Separation of authoritative and recursive functions
Kevin Darcy
kcd at daimlerchrysler.com
Thu Jul 7 21:28:15 UTC 2005
Brad Knowles wrote:
>At 9:08 PM -0400 2005-07-05, Kevin Darcy wrote:
>
>
>
>> As for the relative merits of separating the functions by view,
>> listen-address or physical server(s) (irrespective of the
>> one-program-or-two issue), opinions differ widely on that, and each
>> admin/architect needs to decide for himself/herself, based on their
>> specific security/availability/performance requirements,
>> fiscal/facility/address-space constraints, support infrastructure, etc.
>>
>>
>
> One advantage to using separate machines, or at least separate
>instances of BIND, is that if there is a leak inside the code, you
>could potentially wind up with a situation where one view is somehow
>poisoned by data from another view. Separate instances of BIND or
>separate machines will guarantee that doesn't happen.
>
With all due respect, that's kind of a FUD argument, isn't it? I mean,
has there ever been a serious "view leakage" problem with BIND 9? If
there was, I certainly don't remember it. Sounds like you're describing
a purely theoretical possibility.
In any case, if "view leakage" is the specific vulnerability to be
protected against, one can always go the "middle road" and run separate
nameserver instances on separate interfaces of the same box(es). That's
still less drastic than devoting different boxes or sets of boxes to the
different functions.
Let's not forget that installing, configuring and maintaining separate
boxes brings with it its own set of security challenges: that's more
boxes to keep patched up to date, more boxes to write firewall rules
for, more complexity on one's network, etc. Simply put: more chances to
screw something up and create a vulnerability. Aren't most
vulnerabilities caused by misconfigurations as opposed to bad code?
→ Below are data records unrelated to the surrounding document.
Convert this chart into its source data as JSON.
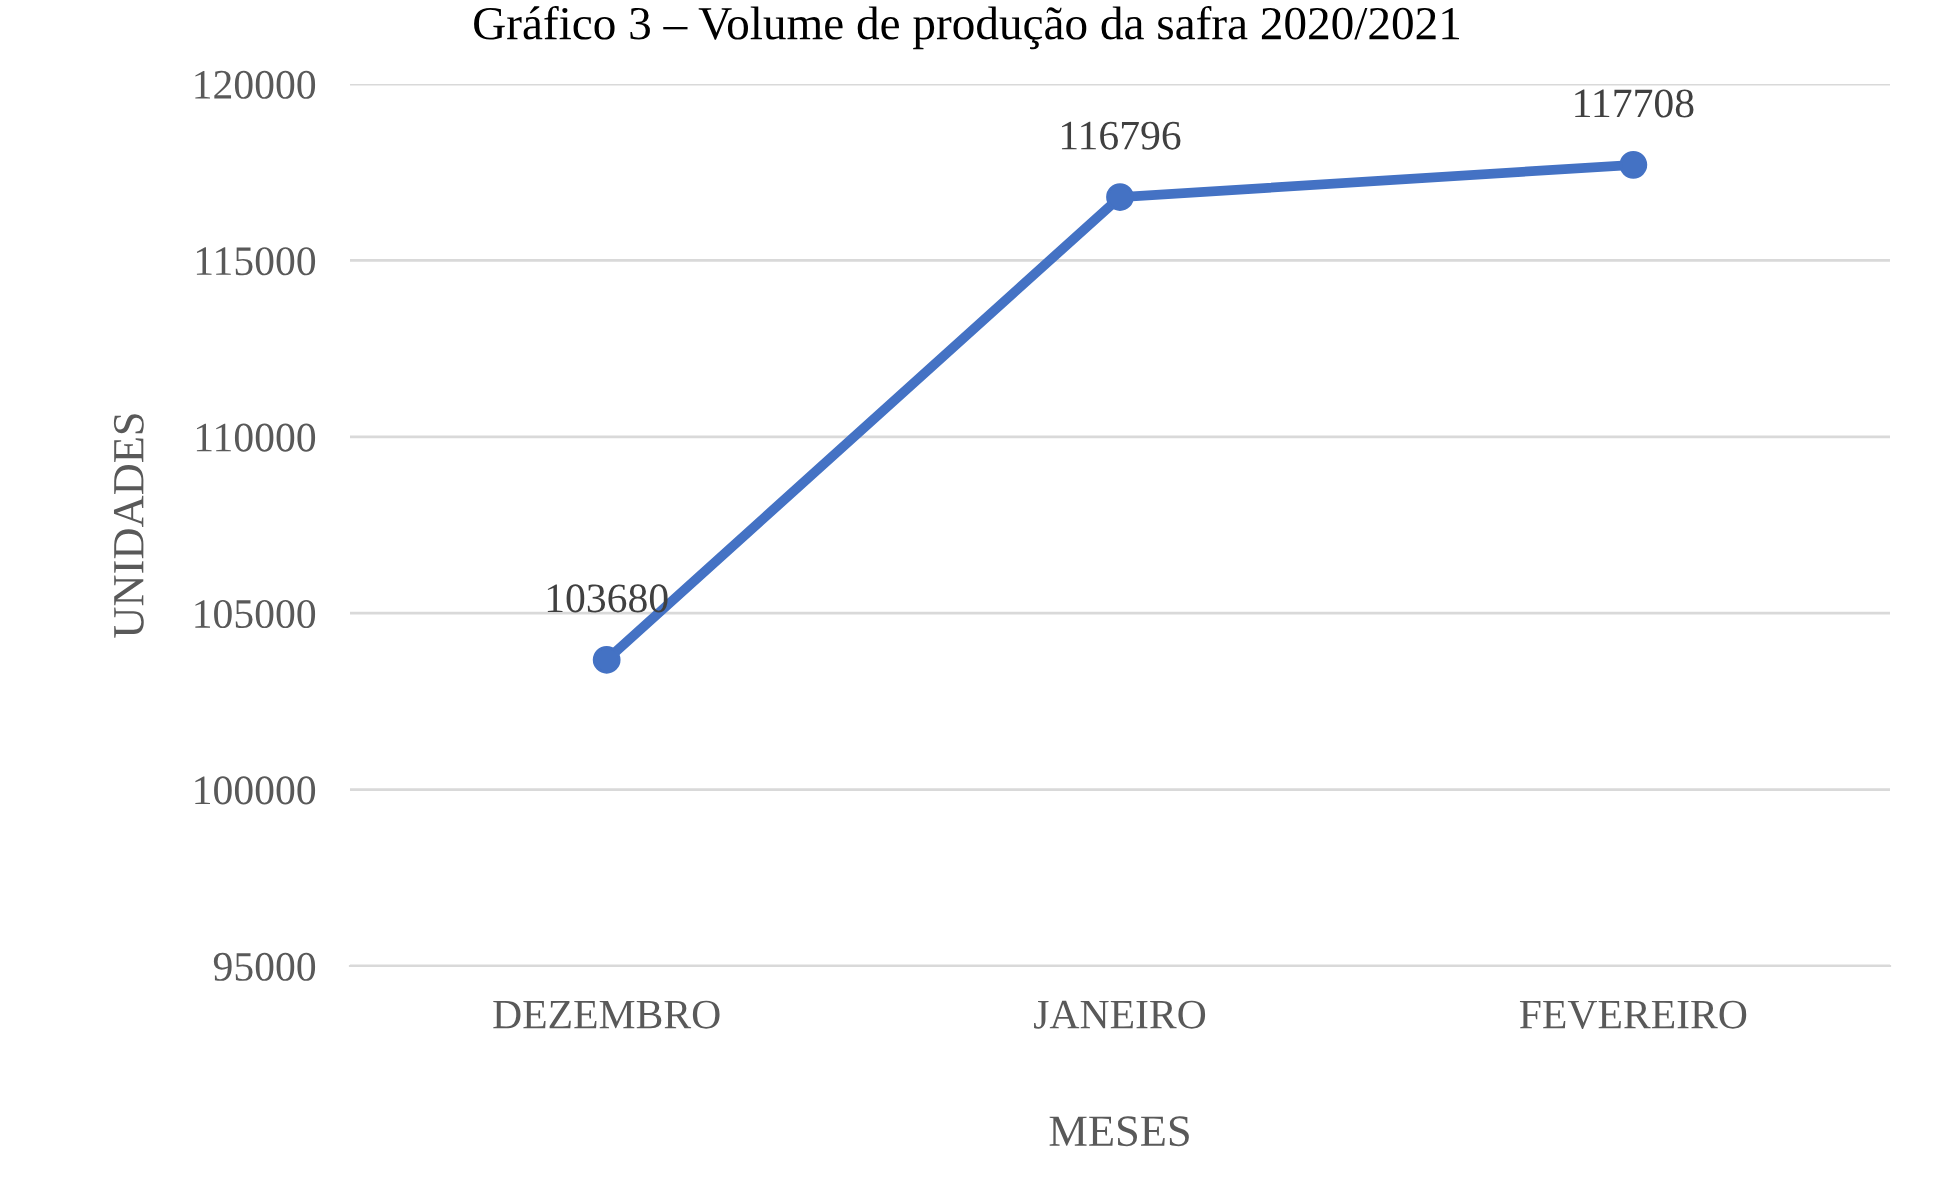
{
  "chart_data": {
    "type": "line",
    "title": "Gráfico 3 – Volume de produção da safra 2020/2021",
    "xlabel": "MESES",
    "ylabel": "UNIDADES",
    "categories": [
      "DEZEMBRO",
      "JANEIRO",
      "FEVEREIRO"
    ],
    "series": [
      {
        "color": "#4472c4",
        "values": [
          103680,
          116796,
          117708
        ]
      }
    ],
    "ylim": [
      95000,
      120000
    ],
    "yticks": [
      95000,
      100000,
      105000,
      110000,
      115000,
      120000
    ],
    "grid": "y",
    "marker": "circle",
    "line_style": "solid",
    "data_labels": true
  }
}
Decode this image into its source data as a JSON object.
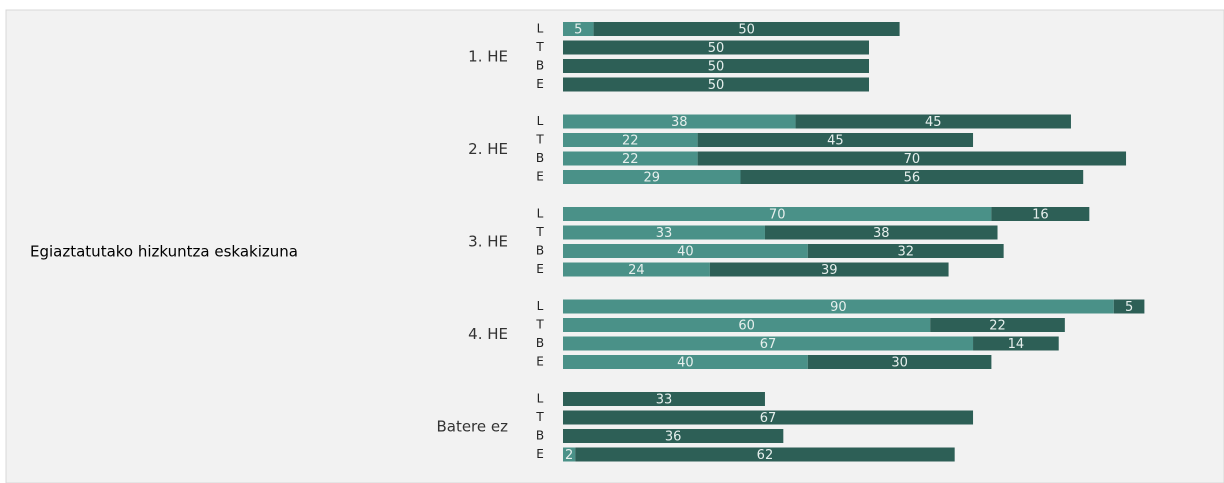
{
  "chart_data": {
    "type": "stacked-bar-horizontal",
    "y_label": "Egiaztatutako hizkuntza eskakizuna",
    "groups": [
      {
        "label": "1. HE",
        "categories": [
          "L",
          "T",
          "B",
          "E"
        ]
      },
      {
        "label": "2. HE",
        "categories": [
          "L",
          "T",
          "B",
          "E"
        ]
      },
      {
        "label": "3. HE",
        "categories": [
          "L",
          "T",
          "B",
          "E"
        ]
      },
      {
        "label": "4. HE",
        "categories": [
          "L",
          "T",
          "B",
          "E"
        ]
      },
      {
        "label": "Batere ez",
        "categories": [
          "L",
          "T",
          "B",
          "E"
        ]
      }
    ],
    "series": [
      {
        "color": "#4a9188",
        "values": [
          [
            5,
            null,
            null,
            null
          ],
          [
            38,
            22,
            22,
            29
          ],
          [
            70,
            33,
            40,
            24
          ],
          [
            90,
            60,
            67,
            40
          ],
          [
            null,
            null,
            null,
            2
          ]
        ]
      },
      {
        "color": "#2d5f56",
        "values": [
          [
            50,
            50,
            50,
            50
          ],
          [
            45,
            45,
            70,
            56
          ],
          [
            16,
            38,
            32,
            39
          ],
          [
            5,
            22,
            14,
            30
          ],
          [
            33,
            67,
            36,
            62
          ]
        ]
      }
    ]
  }
}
I still say there is no one simple answer that works for all
organizations. There are a number of factors that need to be considered
and traded off from one another. In our case, for instance, we have
multiple levels of security, so even in the worst case if someone were
to break into one or our Internet-facing nameservers, they still
wouldn't be able to access any of our internal DNS information. Sure,
they'd be able to DoS us, vandalize/corrupt our zone data, give false
answers to our lookups, etc., which is certainly bad, but at least our
internal data is hidden from their sight, so that's one less thing we
need to protect against, except in the general ways that we protect
against *all* forms of unauthorized access to our resources. Given this,
I have no problem running authoritative-nameserver and
iterative-resolver functions as separate views within the same
nameserver instances on those boxes.